2. Le beurre et le lait en poudre, peu valorisables, représentent 30 % de l’offre de Lactalis
30% de l’offre produite à partir du lait collecté sont des produits tels que le beurre ou le lait en poudre, vendus sur les marchés internationaux comme ingrédients aux industriels. Or, le lait en poudre connaît depuis 2022 une forte dévalorisation, avec une baisse des cours mondiaux de -31 % pour la poudre maigre (poudre de lait demi-écrémé) et -23 % pour la poudre grasse (lait entier), d’après le rapport sur les marchés mondiaux de lait et de viande publié par l’Institut de l’élevage en juin 2024. Lactalis entend donc éviter des excédents de lait de plus en plus difficiles à revendre. " Les marchés se sont écroulés. On payait plus cher le lait qu'on le vendait " sur ces produits exportés, a justifié une porte-parole à l’AFP.
3. Un prix d’achat à 435 euros les 1000 litres
Lactalis présente la baisse des volumes comme la contrepartie d’un meilleur prix d’achat de la tonne de lait, sujet qui fait régulièrement l’objet de vives tensions agricoles. Chaque mois, le groupe fixe le prix d’achat du lait aux éleveurs avec l’Unell, l’association d'organisation de producteurs. Entre 2022 et 2023, ce prix d’achat a augmenté de 1 %. Par comparaison, le prix d’achat annuel moyen du concurrent direct de Lactalis, le groupe coopératif Sodiaal qui exploite les marques Candia, Entremont ou Yoplait a progressé de 8 %. Pour l’année 2024, en attendant les données définitives, Lactalis n’a pas acheté son lait beaucoup plus cher avec un hausse de 2 % entre juillet 2023 et juillet 2024, de 425 à 435 euros la tonne.

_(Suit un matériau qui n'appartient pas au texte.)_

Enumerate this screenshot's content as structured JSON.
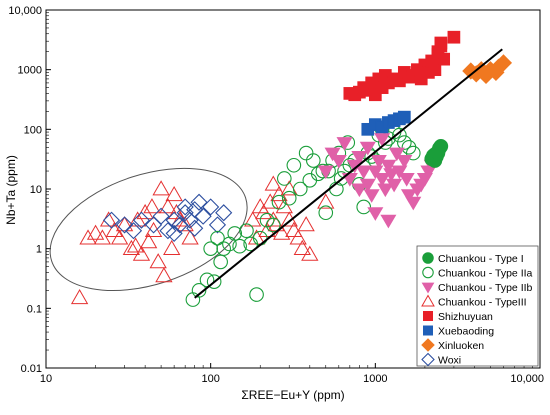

4. Lactalis achète 22 % de son lait à des éleveurs français
Avec cette réduction de la collecte, ce sont les producteurs de lait qui vont se retrouver sur le carreau. Particulièrement ceux du Grand Est et du sud de la Loire avec respectivement 150 et 120 exploitations concernées. En première ligne, Unicoolait, la coopérative mosellane aux 238 producteurs, qui n’a que Lactalis pour client. Même si le groupe a précisé qu’il ne rompait pas les contrats et qu’il souhaitait "travailler très en amont avec les organisations de producteurs sur les modalités d’accompagnement, une fois les contrats arrivés à échéance", environ 800 des 12 500 producteurs français se retrouvent contraints de toquer à la porte de d’autres acheteurs ou de réduire leur cheptel.
"Une déflagration pour le milieu laitier" a réagi le président de la FNSEA, Arnaud Rousseau. D’autant plus que chez les éleveurs, la crainte que Lactalis compense en collectant du lait moins cher à l’étranger, dans l’un des 49 pays où la firme est présente, s’installe. Le n°1 mondial ne collecte que 22 % de son lait en France.
5. Un chiffre d’affaire record de 30 milliards d’euros en 2023
Pourtant, la multinationale est loin d’être en grande difficulté financière. En 2023, elle a même atteint un nouveau record avec 30 milliards d’euros de chiffre d’affaires et 420 millions d’euros de bénéfices. Des montants qui font déjà grincer les dents des syndicats agricoles.